Paulo Rafael continuará reverberando

O olhar particular de Paulo Rafael sobre nossa escola de harmonia nordestina, recheou de influências afro-indigenas, mouras e anglo-europeias sua obra

Foto: Pércio Leandro Siqueira/Divulgação

Um dos mais importantes músicos brasileiros do século XX, autor de riffs memoráveis nas obras de diversos artistas – como Alceu Valença -, encantou-se.

Sem dizer ao menos uma palavra ou frase de efeito, apenas com suas composições e arranjos, Paulo Rafael provou da melhor forma que era possível ser complexo, rico, diverso e, ao mesmo tempo, pop e amplamente acessível a todos e todas.
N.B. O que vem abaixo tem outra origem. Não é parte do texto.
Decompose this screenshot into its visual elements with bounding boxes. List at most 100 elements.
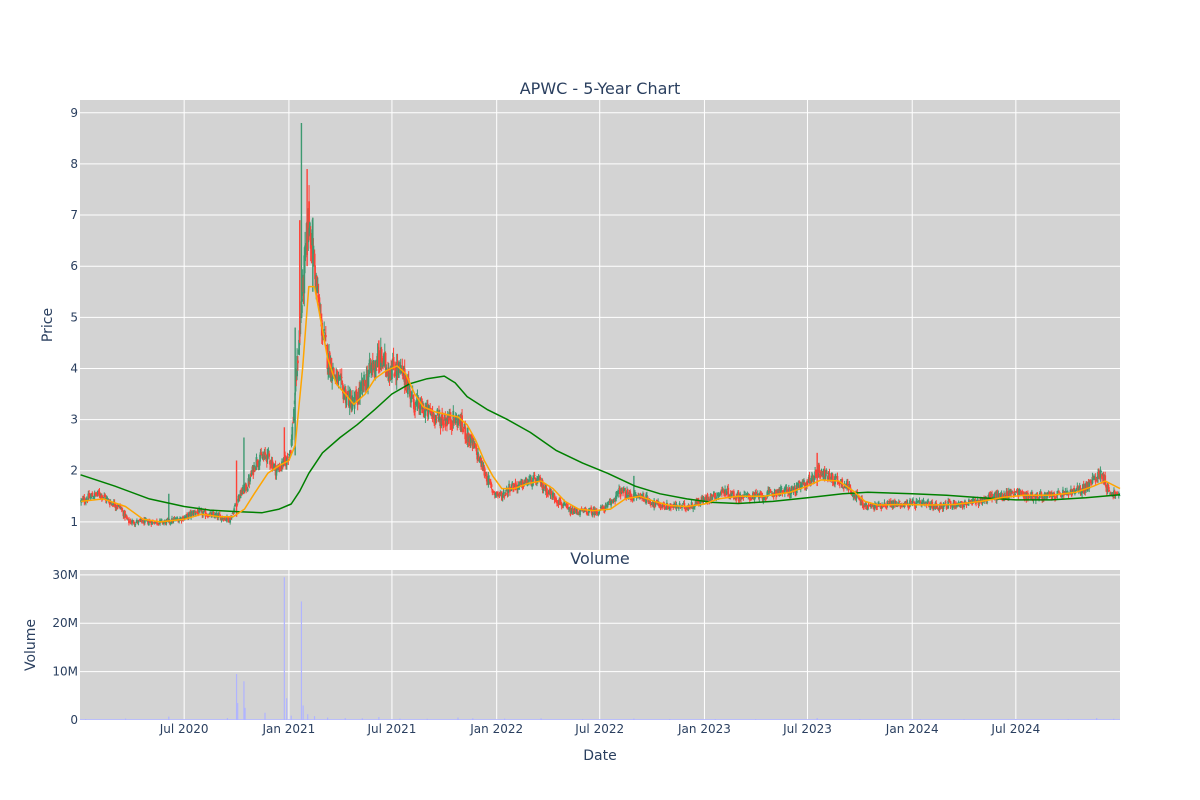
candle-body [160, 519, 163, 521]
candle-body [612, 500, 615, 502]
candle-body [380, 349, 383, 363]
candle-body [288, 453, 291, 456]
candle-body [828, 473, 831, 479]
candle-body [346, 392, 349, 394]
candle-body [756, 493, 759, 496]
candle-body [405, 376, 408, 391]
candle-body [477, 452, 479, 460]
candle-body [911, 500, 914, 504]
candle-body [429, 407, 432, 414]
candle-body [579, 510, 581, 516]
candle-body [273, 464, 275, 470]
candle-body [1118, 495, 1121, 497]
candle-body [418, 401, 420, 410]
candle-body [850, 489, 852, 495]
candle-body [952, 505, 954, 508]
candle-body [787, 494, 789, 496]
candle-body [617, 489, 620, 495]
candle-body [905, 501, 908, 504]
candle-body [202, 510, 205, 512]
candle-body [457, 414, 460, 418]
candle-body [355, 392, 357, 394]
candle-body [108, 502, 111, 506]
candle-body [120, 509, 123, 511]
candle-body [485, 473, 488, 482]
candle-body [434, 421, 436, 425]
candle-body [731, 491, 734, 494]
candle-body [327, 367, 330, 373]
candle-body [825, 469, 828, 474]
candle-body [484, 473, 487, 475]
candle-body [529, 475, 532, 481]
candle-body [936, 506, 938, 508]
candle-body [1044, 492, 1047, 496]
candle-body [451, 423, 454, 428]
candle-body [722, 490, 725, 493]
candle-body [212, 511, 215, 516]
candle-body [940, 503, 942, 509]
candle-body [292, 421, 295, 424]
candle-body [193, 511, 196, 513]
candle-body [475, 446, 478, 452]
candle-body [1113, 491, 1116, 498]
candle-body [916, 501, 919, 504]
candle-body [446, 420, 448, 427]
candle-body [925, 502, 928, 506]
candle-body [440, 418, 443, 427]
candle-body [528, 479, 530, 482]
candle-body [477, 456, 480, 461]
candle-body [1091, 476, 1094, 484]
candle-body [229, 518, 232, 523]
candle-body [289, 450, 292, 454]
candle-body [532, 477, 534, 486]
candle-body [858, 498, 860, 499]
candle-body [849, 484, 852, 488]
candle-body [1011, 491, 1014, 493]
price-axis-title: Price [40, 308, 56, 342]
candle-body [903, 504, 906, 507]
candle-body [324, 335, 327, 338]
candle-body [1056, 491, 1059, 496]
candle-body [457, 419, 459, 426]
candle-body [240, 489, 243, 496]
candle-body [599, 506, 602, 509]
candle-body [811, 475, 813, 482]
candle-body [634, 494, 637, 497]
price-tick-label: 9 [70, 106, 78, 120]
candle-body [919, 500, 922, 502]
candle-body [873, 506, 875, 510]
candle-body [967, 504, 970, 506]
candle-body [264, 452, 267, 455]
candle-body [894, 501, 897, 507]
candle-body [693, 506, 695, 508]
candle-body [1104, 475, 1107, 484]
candle-body [654, 502, 657, 505]
candle-body [224, 517, 227, 520]
candle-body [1023, 497, 1026, 500]
candle-body [376, 353, 379, 368]
candle-body [957, 502, 960, 504]
candle-body [194, 513, 197, 515]
candle-body [963, 505, 966, 508]
candle-body [999, 494, 1002, 498]
candle-body [591, 512, 594, 516]
candle-body [463, 423, 466, 428]
candle-body [797, 482, 800, 488]
candle-body [338, 376, 341, 380]
candle-body [826, 473, 828, 474]
candle-body [732, 491, 735, 499]
candle-body [719, 492, 722, 494]
candle-body [702, 496, 705, 501]
candle-body [230, 517, 232, 520]
candle-body [140, 519, 143, 522]
candle-body [993, 493, 996, 499]
candle-body [1050, 493, 1053, 500]
candle-body [1031, 494, 1034, 501]
candle-body [200, 509, 203, 511]
candle-body [351, 403, 353, 411]
candle-body [120, 507, 122, 509]
candle-body [1046, 493, 1049, 495]
candle-body [393, 373, 396, 377]
volume-subplot-title: Volume [570, 549, 630, 568]
candle-body [1096, 477, 1099, 482]
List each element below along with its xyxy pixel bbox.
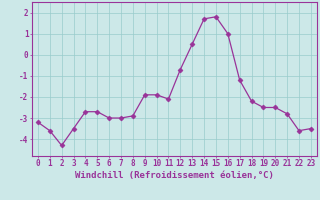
X-axis label: Windchill (Refroidissement éolien,°C): Windchill (Refroidissement éolien,°C) xyxy=(75,171,274,180)
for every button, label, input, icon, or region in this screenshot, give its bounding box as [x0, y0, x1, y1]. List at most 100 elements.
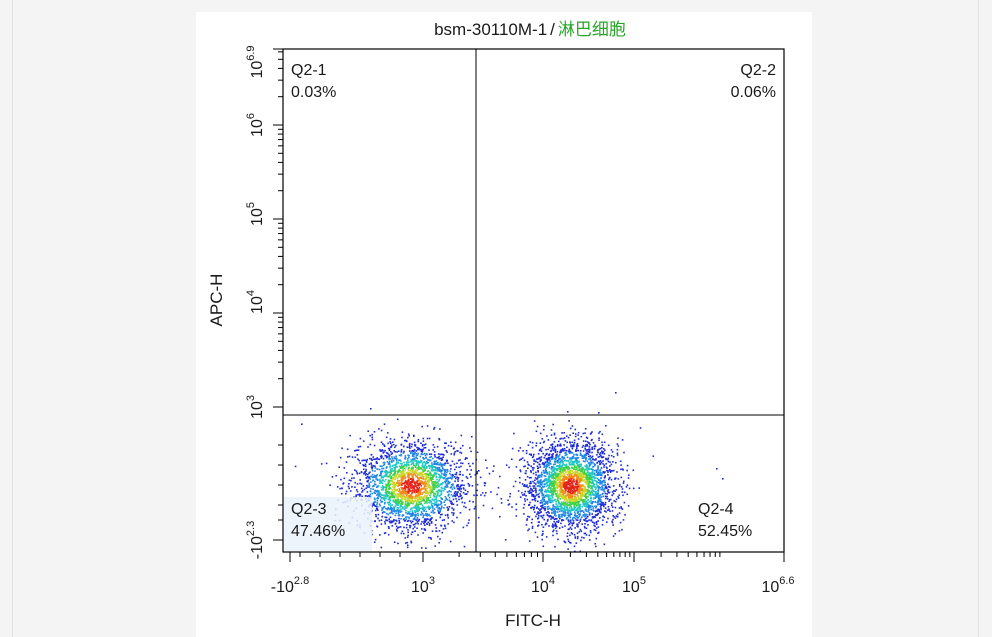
- event-dot: [439, 500, 441, 502]
- event-dot: [587, 450, 589, 453]
- event-dot: [402, 479, 404, 481]
- event-dot: [569, 526, 572, 529]
- event-dot: [581, 477, 584, 479]
- event-dot: [355, 449, 357, 452]
- event-dot: [444, 499, 446, 502]
- event-dot: [626, 469, 628, 472]
- event-dot: [423, 499, 426, 501]
- event-dot: [394, 485, 396, 487]
- event-dot: [592, 507, 595, 509]
- event-dot: [394, 502, 397, 505]
- event-dot: [432, 444, 435, 446]
- event-dot: [578, 513, 580, 516]
- event-dot: [411, 462, 413, 465]
- event-dot: [545, 479, 547, 481]
- event-dot: [511, 458, 513, 461]
- event-dot: [437, 473, 440, 476]
- event-dot: [523, 465, 525, 468]
- event-dot: [468, 485, 471, 487]
- event-dot: [367, 479, 369, 482]
- event-dot: [437, 457, 440, 459]
- event-dot: [372, 479, 374, 482]
- event-dot: [572, 498, 574, 501]
- event-dot: [405, 465, 408, 468]
- event-dot: [541, 488, 543, 490]
- event-dot: [558, 478, 560, 481]
- event-dot: [374, 465, 376, 467]
- event-dot: [580, 530, 583, 532]
- event-dot: [481, 492, 484, 494]
- event-dot: [440, 489, 443, 492]
- event-dot: [383, 506, 385, 509]
- event-dot: [374, 538, 377, 541]
- event-dot: [567, 436, 570, 439]
- event-dot: [397, 510, 400, 512]
- event-dot: [600, 456, 603, 458]
- event-dot: [434, 486, 436, 489]
- event-dot: [450, 493, 453, 496]
- event-dot: [527, 529, 529, 532]
- event-dot: [453, 476, 456, 478]
- event-dot: [369, 434, 371, 437]
- event-dot: [576, 507, 579, 510]
- event-dot: [543, 507, 545, 510]
- event-dot: [542, 514, 545, 517]
- event-dot: [552, 488, 555, 490]
- event-dot: [600, 504, 602, 507]
- event-dot: [421, 465, 423, 467]
- event-dot: [492, 470, 494, 472]
- event-dot: [381, 465, 383, 468]
- event-dot: [571, 502, 574, 504]
- event-dot: [586, 437, 589, 439]
- event-dot: [424, 521, 426, 523]
- event-dot: [570, 483, 573, 485]
- event-dot: [578, 515, 580, 517]
- event-dot: [570, 479, 572, 481]
- event-dot: [396, 470, 398, 473]
- event-dot: [389, 495, 392, 498]
- event-dot: [421, 445, 424, 447]
- event-dot: [419, 507, 421, 510]
- event-dot: [395, 459, 398, 462]
- event-dot: [580, 465, 582, 468]
- event-dot: [566, 535, 569, 538]
- event-dot: [437, 469, 439, 471]
- event-dot: [385, 488, 388, 491]
- event-dot: [426, 523, 428, 525]
- event-dot: [550, 490, 553, 493]
- event-dot: [355, 489, 358, 491]
- event-dot: [400, 482, 402, 484]
- event-dot: [417, 513, 419, 515]
- event-dot: [371, 473, 374, 476]
- event-dot: [549, 487, 552, 490]
- event-dot: [429, 491, 431, 494]
- event-dot: [441, 531, 443, 534]
- event-dot: [363, 473, 365, 475]
- event-dot: [381, 515, 383, 518]
- event-dot: [544, 468, 547, 471]
- event-dot: [391, 492, 394, 495]
- event-dot: [588, 483, 590, 485]
- event-dot: [587, 453, 590, 456]
- event-dot: [561, 489, 564, 492]
- event-dot: [354, 469, 356, 471]
- event-dot: [614, 533, 617, 535]
- event-dot: [621, 488, 624, 490]
- event-dot: [429, 518, 431, 521]
- event-dot: [388, 487, 390, 489]
- event-dot: [584, 502, 586, 505]
- event-dot: [627, 477, 630, 479]
- event-dot: [542, 533, 544, 535]
- event-dot: [569, 493, 572, 496]
- event-dot: [541, 506, 544, 509]
- event-dot: [574, 428, 577, 431]
- event-dot: [430, 479, 433, 481]
- event-dot: [388, 491, 391, 493]
- event-dot: [422, 481, 424, 484]
- event-dot: [420, 442, 422, 444]
- event-dot: [396, 527, 399, 529]
- event-dot: [581, 457, 584, 460]
- event-dot: [398, 465, 401, 468]
- event-dot: [600, 477, 602, 479]
- event-dot: [593, 505, 596, 508]
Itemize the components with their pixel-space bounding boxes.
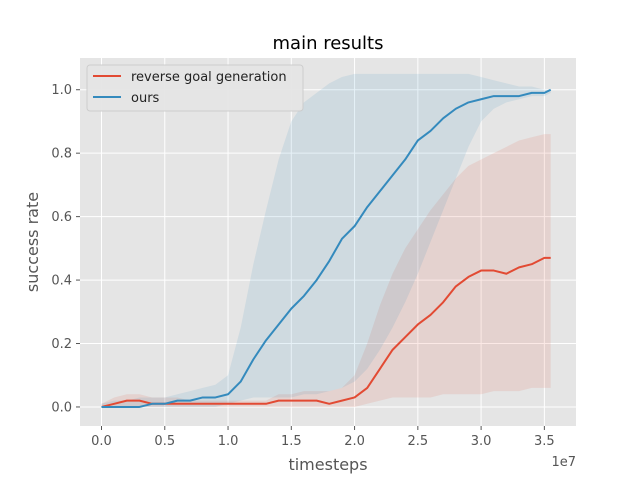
y-axis-label: success rate: [23, 192, 42, 292]
x-axis-ticks: 0.0 0.5 1.0 1.5 2.0 2.5 3.0 3.5: [91, 426, 555, 449]
legend-label-ours: ours: [131, 91, 160, 106]
grid: [80, 58, 576, 426]
ours-band: [101, 73, 551, 407]
y-tick-label: 0.4: [51, 274, 72, 289]
reverse-goal-generation-band: [101, 134, 551, 407]
plot-background: [80, 58, 576, 426]
chart-title: main results: [273, 33, 384, 54]
legend-label-reverse-goal-generation: reverse goal generation: [131, 70, 287, 85]
confidence-bands: [101, 73, 551, 407]
y-tick-label: 0.8: [51, 147, 72, 162]
ours-line: [101, 88, 552, 408]
y-tick-label: 0.2: [51, 337, 72, 352]
y-axis-ticks: 0.0 0.2 0.4 0.6 0.8 1.0: [51, 83, 80, 415]
legend: reverse goal generation ours: [86, 64, 304, 112]
x-tick-label: 2.0: [344, 434, 365, 449]
x-tick-label: 1.5: [281, 434, 302, 449]
x-axis-offset-label: 1e7: [551, 455, 576, 470]
x-tick-label: 1.0: [218, 434, 239, 449]
x-tick-label: 0.5: [154, 434, 175, 449]
x-axis-label: timesteps: [288, 455, 367, 474]
legend-box: [86, 64, 304, 112]
x-tick-label: 3.5: [534, 434, 555, 449]
y-tick-label: 1.0: [51, 83, 72, 98]
reverse-goal-generation-line: [101, 256, 551, 408]
y-tick-label: 0.0: [51, 400, 72, 415]
x-tick-label: 0.0: [91, 434, 112, 449]
x-tick-label: 2.5: [407, 434, 428, 449]
x-tick-label: 3.0: [471, 434, 492, 449]
y-tick-label: 0.6: [51, 210, 72, 225]
series-lines: [101, 88, 552, 408]
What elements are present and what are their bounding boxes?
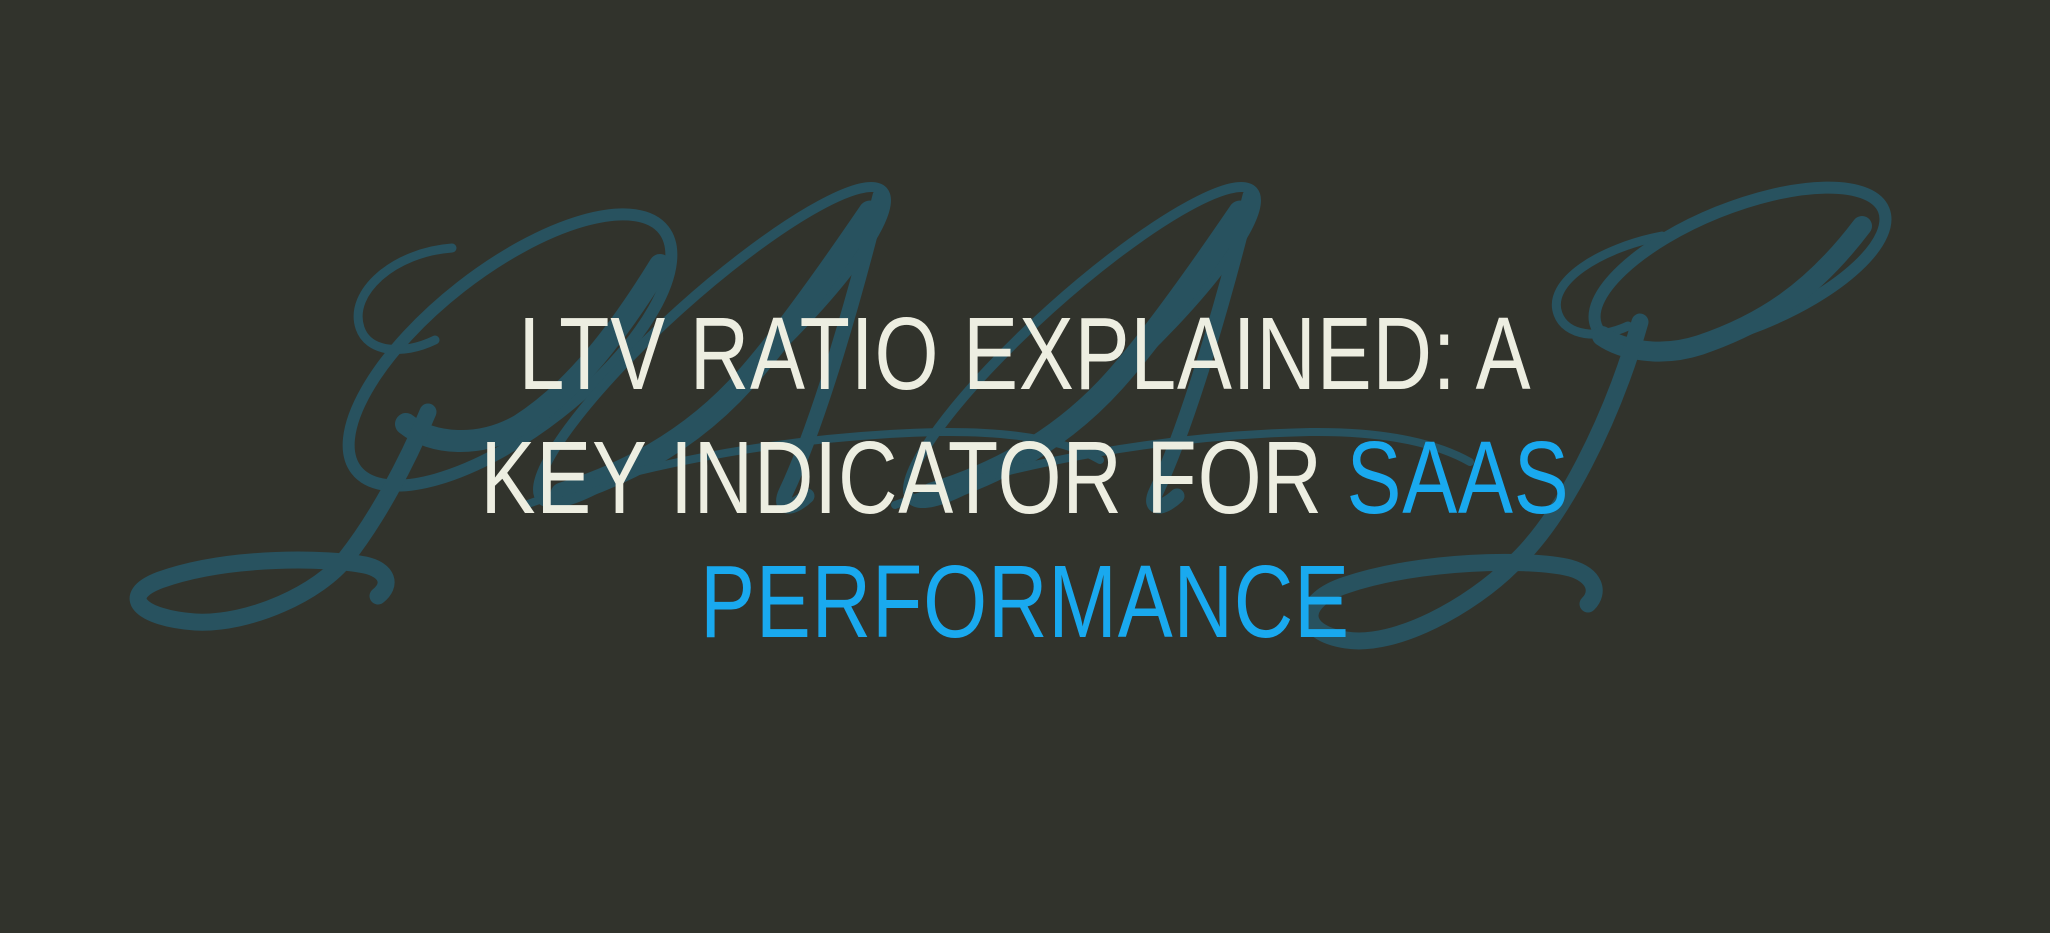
title-line-2-prefix: KEY INDICATOR FOR — [480, 419, 1347, 535]
page-title: LTV RATIO EXPLAINED: A KEY INDICATOR FOR… — [205, 0, 1845, 933]
title-line-2: KEY INDICATOR FOR SAAS — [480, 416, 1569, 540]
title-line-1: LTV RATIO EXPLAINED: A — [518, 295, 1532, 411]
title-line-2-accent: SAAS — [1346, 419, 1570, 535]
title-line-3: PERFORMANCE — [700, 543, 1350, 659]
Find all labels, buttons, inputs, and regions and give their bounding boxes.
Sua guitarra única é um divisor de águas na música brasileira. Ali pelos meados dos anos 1970, Paulo estava envolto em uma efervescente cena de música contestadora feita no Recife. Com seus colegas da banda Ave Sangria e ao lado de tantos outros ícones de nossa música urbana e psicodélica nordestina, como Zé Ramalho, Alceu, Lula Côrtes e Geraldo Azevedo, ele ajudou a cunhar uma sonoridade que até hoje influencia novas gerações de artistas – dos conterrâneos da Nação Zumbi, até os meninos do Baiana System, passando inclusive pelos sergipanos da The Baggios.

O olhar particular de Paulo Rafael sobre nossa escola de harmonia nordestina, recheou de influências afro-indigenas, mouras e anglo-europeias sua obra, que seguramente irá reverberar ainda por muito tempo. É possível ouvir um fado triste ao cantarolar o riff de “Anunciação”, com sotaque árabe, ao mesmo tempo em que a música remonta a uma cantoria medieval, um fim de tarde em plena Boa Viagem.

O guitarrista era dono de uma rara capacidade de costurar, por exemplo, Yes, Jethro Tull e Led Zepellin a tonalidades características do forró de sua terra, Caruaru. Conseguiu trazer uma contemporaneidade pop aos frevos rasgados de Maestro Duda, nas canções de Alceu Valença, seu mais próximo parceiro em diversas gravações e músicas. E assim foi fazendo links e costuras com boleros, frevos, forrós entre outras linguagens musicais fortalecendo um potente sotaque de uma guitarra brasileira, nordestina e psicodélica ao lado de escolas fortes como a guitarrada paraense e da guitarra baiana.

Paulo Rafael deixa um importante legado na música brasileira, que sempre vive este dilema de ser local ou ser colonizado, de se permitir experimentar sem perder a potência pop de melodias assobiáveis pelo grande público. Paulo nos mostra que tudo isso é possível, com entrega, cuidado, ousadia e uma doçura impar.